Halk tarafından çok iyi bilinmeyen uyku apne sendromunun tanısında kullanılan uyku laboratuarının Devlet Hastanesi bünyesinde hizmete sunulması, uyku bozukluğu çekenlerin imdadına yetişti. Yozgat Kamu Hastaneleri Birliği Genel Sekreteri Op. Dr. İsmail Kurca, hastaların bir gece uyku laboratuarında yatırılıp, beyin aktivitesi, karın, göğüs kafesi, göz, çene ve bacak hareketleri; kalp ritmi, horlaması, yatış pozisyonu, nefes durması, kan oksijen düzeyi gibi pek çok parametrenin gözlemlenip, kayıt altına alındığını söyledi. Kurca, ''Bu kayıtlar hızlı bir biçimde değerlendirip uyku apne hastalığın tanısı ve şiddeti belirlenmeye çalışılmaktadır. Gerekli görüldüğünde uzman doktorlarımız tarafından cerrahi müdahale ya da titrasyon dediğimiz CPAP-BPAP maske tedavisi uygulanmaktadır'' dedi.
Normalde uyurken, boğaz kasları bolca oksijen alınabilmesi için solunum yolunun açık olduğunu kaydeden Kurca, kişide uyku apnesi olduğunda, boğaz kaslarının fazla rahatyıp, dil ve bademciklerin nefes borusuna göre çok genişlediğini, solunum yolunun tehlikeli bir şekilde daraldığına dikkat çeken Kurca, ''Fazla kilolu olmaktan dolayı yedek dokular solunum yolunu daraltarak kalınlaştırır. Uyku apnesi beyin, solunum yolunu açık tutan kaslarla iyi iletişim kuramadığında da olabilir. Oksijen alımı çok az olduğunda beyniniz uykunuzda ölmenizi engellemek için sizi uyandırır. Şiddetli uyku apnesi olan kişiler için bu durum gecede yüzlerce kez yaşanabilir'' diye konuştu.

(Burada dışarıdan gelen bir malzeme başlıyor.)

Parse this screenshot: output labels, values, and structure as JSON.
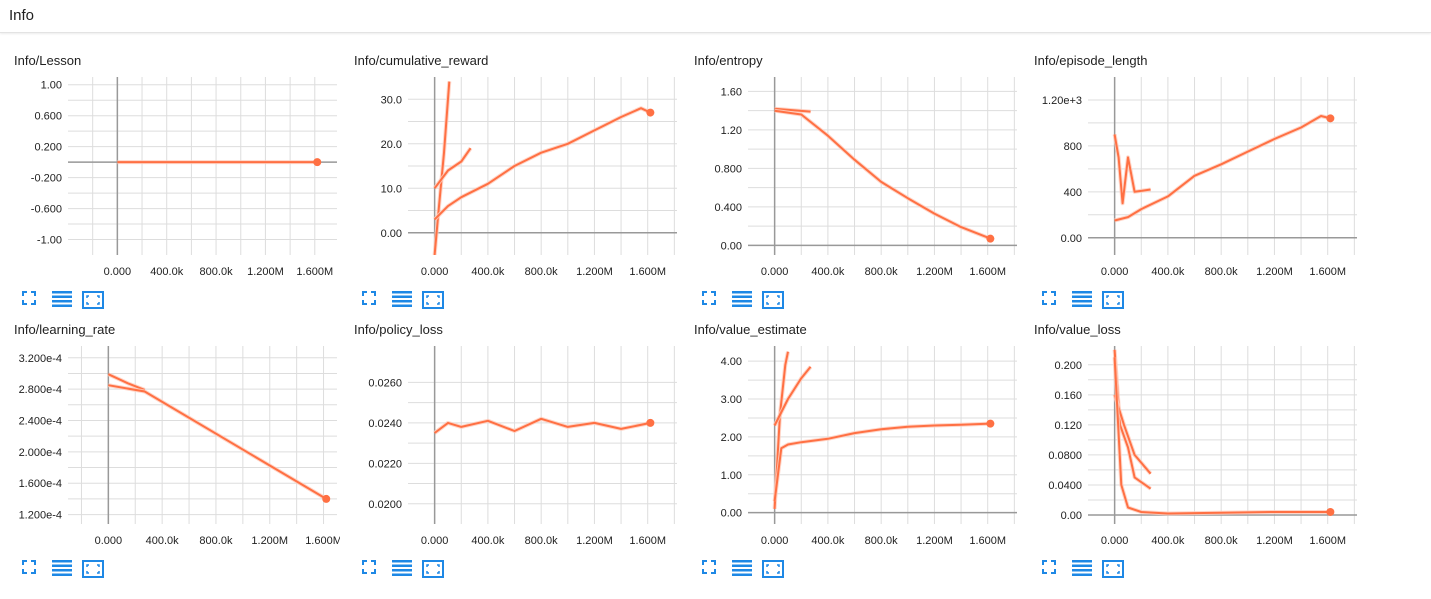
{
  "section": {
    "title": "Info"
  },
  "colors": {
    "series": "#ff7043",
    "smoothed_raw": "#ffccbc",
    "grid": "#dddddd",
    "axis": "#999999",
    "tool_icon": "#1e88e5"
  },
  "toolbar": {
    "icons": [
      "fullscreen-icon",
      "list-icon",
      "fit-domain-icon"
    ]
  },
  "x_ticks": [
    "0.000",
    "400.0k",
    "800.0k",
    "1.200M",
    "1.600M"
  ],
  "chart_data": [
    {
      "type": "line",
      "title": "Info/Lesson",
      "xlim": [
        -400000,
        1780000
      ],
      "ylim": [
        -1.2,
        1.1
      ],
      "y_ticks": [
        "1.00",
        "0.600",
        "0.200",
        "-0.200",
        "-0.600",
        "-1.00"
      ],
      "y_tick_values": [
        1.0,
        0.6,
        0.2,
        -0.2,
        -0.6,
        -1.0
      ],
      "series": [
        {
          "values": [
            [
              0,
              0
            ],
            [
              400000,
              0
            ],
            [
              800000,
              0
            ],
            [
              1200000,
              0
            ],
            [
              1620000,
              0
            ]
          ]
        }
      ],
      "end_marker": [
        1620000,
        0
      ]
    },
    {
      "type": "line",
      "title": "Info/cumulative_reward",
      "xlim": [
        -200000,
        1820000
      ],
      "ylim": [
        -5,
        35
      ],
      "y_ticks": [
        "30.0",
        "20.0",
        "10.0",
        "0.00"
      ],
      "y_tick_values": [
        30,
        20,
        10,
        0
      ],
      "series": [
        {
          "values": [
            [
              0,
              -5
            ],
            [
              30000,
              5
            ],
            [
              70000,
              18
            ],
            [
              110000,
              34
            ]
          ]
        },
        {
          "values": [
            [
              0,
              10
            ],
            [
              100000,
              14
            ],
            [
              200000,
              16
            ],
            [
              270000,
              19
            ]
          ]
        },
        {
          "values": [
            [
              0,
              3
            ],
            [
              100000,
              6
            ],
            [
              200000,
              8
            ],
            [
              400000,
              11
            ],
            [
              600000,
              15
            ],
            [
              800000,
              18
            ],
            [
              1000000,
              20
            ],
            [
              1200000,
              23
            ],
            [
              1400000,
              26
            ],
            [
              1550000,
              28
            ],
            [
              1620000,
              27
            ]
          ]
        }
      ],
      "end_marker": [
        1620000,
        27
      ]
    },
    {
      "type": "line",
      "title": "Info/entropy",
      "xlim": [
        -200000,
        1820000
      ],
      "ylim": [
        -0.1,
        1.75
      ],
      "y_ticks": [
        "1.60",
        "1.20",
        "0.800",
        "0.400",
        "0.00"
      ],
      "y_tick_values": [
        1.6,
        1.2,
        0.8,
        0.4,
        0.0
      ],
      "series": [
        {
          "values": [
            [
              0,
              1.42
            ],
            [
              270000,
              1.39
            ]
          ]
        },
        {
          "values": [
            [
              0,
              1.4
            ],
            [
              200000,
              1.36
            ],
            [
              400000,
              1.14
            ],
            [
              600000,
              0.89
            ],
            [
              800000,
              0.66
            ],
            [
              1000000,
              0.49
            ],
            [
              1200000,
              0.33
            ],
            [
              1400000,
              0.19
            ],
            [
              1620000,
              0.07
            ]
          ]
        }
      ],
      "end_marker": [
        1620000,
        0.07
      ]
    },
    {
      "type": "line",
      "title": "Info/episode_length",
      "xlim": [
        -200000,
        1820000
      ],
      "ylim": [
        -150,
        1400
      ],
      "y_ticks": [
        "1.20e+3",
        "800",
        "400",
        "0.00"
      ],
      "y_tick_values": [
        1200,
        800,
        400,
        0
      ],
      "series": [
        {
          "values": [
            [
              0,
              900
            ],
            [
              30000,
              700
            ],
            [
              60000,
              300
            ],
            [
              100000,
              700
            ],
            [
              150000,
              400
            ],
            [
              270000,
              420
            ]
          ]
        },
        {
          "values": [
            [
              0,
              150
            ],
            [
              100000,
              180
            ],
            [
              200000,
              250
            ],
            [
              400000,
              360
            ],
            [
              600000,
              540
            ],
            [
              800000,
              640
            ],
            [
              1000000,
              750
            ],
            [
              1200000,
              860
            ],
            [
              1400000,
              960
            ],
            [
              1550000,
              1060
            ],
            [
              1620000,
              1040
            ]
          ]
        }
      ],
      "end_marker": [
        1620000,
        1040
      ]
    },
    {
      "type": "line",
      "title": "Info/learning_rate",
      "xlim": [
        -300000,
        1700000
      ],
      "ylim": [
        0.000108,
        0.000335
      ],
      "y_ticks": [
        "3.200e-4",
        "2.800e-4",
        "2.400e-4",
        "2.000e-4",
        "1.600e-4",
        "1.200e-4"
      ],
      "y_tick_values": [
        0.00032,
        0.00028,
        0.00024,
        0.0002,
        0.00016,
        0.00012
      ],
      "series": [
        {
          "values": [
            [
              0,
              0.000299
            ],
            [
              150000,
              0.000287
            ],
            [
              270000,
              0.000279
            ]
          ]
        },
        {
          "values": [
            [
              0,
              0.000285
            ],
            [
              270000,
              0.000277
            ],
            [
              1620000,
              0.00014
            ]
          ]
        }
      ],
      "end_marker": [
        1620000,
        0.00014
      ]
    },
    {
      "type": "line",
      "title": "Info/policy_loss",
      "xlim": [
        -200000,
        1820000
      ],
      "ylim": [
        0.019,
        0.0278
      ],
      "y_ticks": [
        "0.0260",
        "0.0240",
        "0.0220",
        "0.0200"
      ],
      "y_tick_values": [
        0.026,
        0.024,
        0.022,
        0.02
      ],
      "series": [
        {
          "values": [
            [
              0,
              0.0235
            ],
            [
              100000,
              0.024
            ],
            [
              200000,
              0.0238
            ],
            [
              400000,
              0.0241
            ],
            [
              600000,
              0.0236
            ],
            [
              800000,
              0.0242
            ],
            [
              1000000,
              0.0238
            ],
            [
              1200000,
              0.024
            ],
            [
              1400000,
              0.0237
            ],
            [
              1620000,
              0.024
            ]
          ]
        }
      ],
      "end_marker": [
        1620000,
        0.024
      ]
    },
    {
      "type": "line",
      "title": "Info/value_estimate",
      "xlim": [
        -200000,
        1820000
      ],
      "ylim": [
        -0.3,
        4.4
      ],
      "y_ticks": [
        "4.00",
        "3.00",
        "2.00",
        "1.00",
        "0.00"
      ],
      "y_tick_values": [
        4,
        3,
        2,
        1,
        0
      ],
      "series": [
        {
          "values": [
            [
              0,
              0.1
            ],
            [
              40000,
              2.6
            ],
            [
              80000,
              3.9
            ],
            [
              100000,
              4.25
            ]
          ]
        },
        {
          "values": [
            [
              0,
              2.3
            ],
            [
              100000,
              3.0
            ],
            [
              200000,
              3.55
            ],
            [
              270000,
              3.85
            ]
          ]
        },
        {
          "values": [
            [
              0,
              0.3
            ],
            [
              50000,
              1.7
            ],
            [
              100000,
              1.8
            ],
            [
              200000,
              1.86
            ],
            [
              400000,
              1.95
            ],
            [
              600000,
              2.1
            ],
            [
              800000,
              2.2
            ],
            [
              1000000,
              2.27
            ],
            [
              1200000,
              2.3
            ],
            [
              1400000,
              2.32
            ],
            [
              1620000,
              2.35
            ]
          ]
        }
      ],
      "end_marker": [
        1620000,
        2.35
      ]
    },
    {
      "type": "line",
      "title": "Info/value_loss",
      "xlim": [
        -200000,
        1820000
      ],
      "ylim": [
        -0.012,
        0.225
      ],
      "y_ticks": [
        "0.200",
        "0.160",
        "0.120",
        "0.0800",
        "0.0400",
        "0.00"
      ],
      "y_tick_values": [
        0.2,
        0.16,
        0.12,
        0.08,
        0.04,
        0.0
      ],
      "series": [
        {
          "values": [
            [
              0,
              0.22
            ],
            [
              40000,
              0.12
            ],
            [
              100000,
              0.09
            ],
            [
              150000,
              0.05
            ],
            [
              270000,
              0.035
            ]
          ]
        },
        {
          "values": [
            [
              0,
              0.16
            ],
            [
              70000,
              0.12
            ],
            [
              150000,
              0.08
            ],
            [
              270000,
              0.055
            ]
          ]
        },
        {
          "values": [
            [
              0,
              0.21
            ],
            [
              50000,
              0.04
            ],
            [
              100000,
              0.01
            ],
            [
              200000,
              0.004
            ],
            [
              400000,
              0.002
            ],
            [
              800000,
              0.003
            ],
            [
              1200000,
              0.004
            ],
            [
              1620000,
              0.004
            ]
          ]
        }
      ],
      "end_marker": [
        1620000,
        0.004
      ]
    }
  ]
}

Kurca, gündüz uykulu olma hali, geceleri gürültülü horlama, nefes almada kesiklikler, nefes yetmezliğinden dolayı ani uyanışlar, asit reflüsü, geceleri sık sık idrara çıkma, baş ağrıları ve hafıza kaybı gibi belirtilerin olması halinde vatandaşların Yozgat Devlet Hastanesi Kulak Burun Boğaz Polikliniğine başvurmalarını istedi.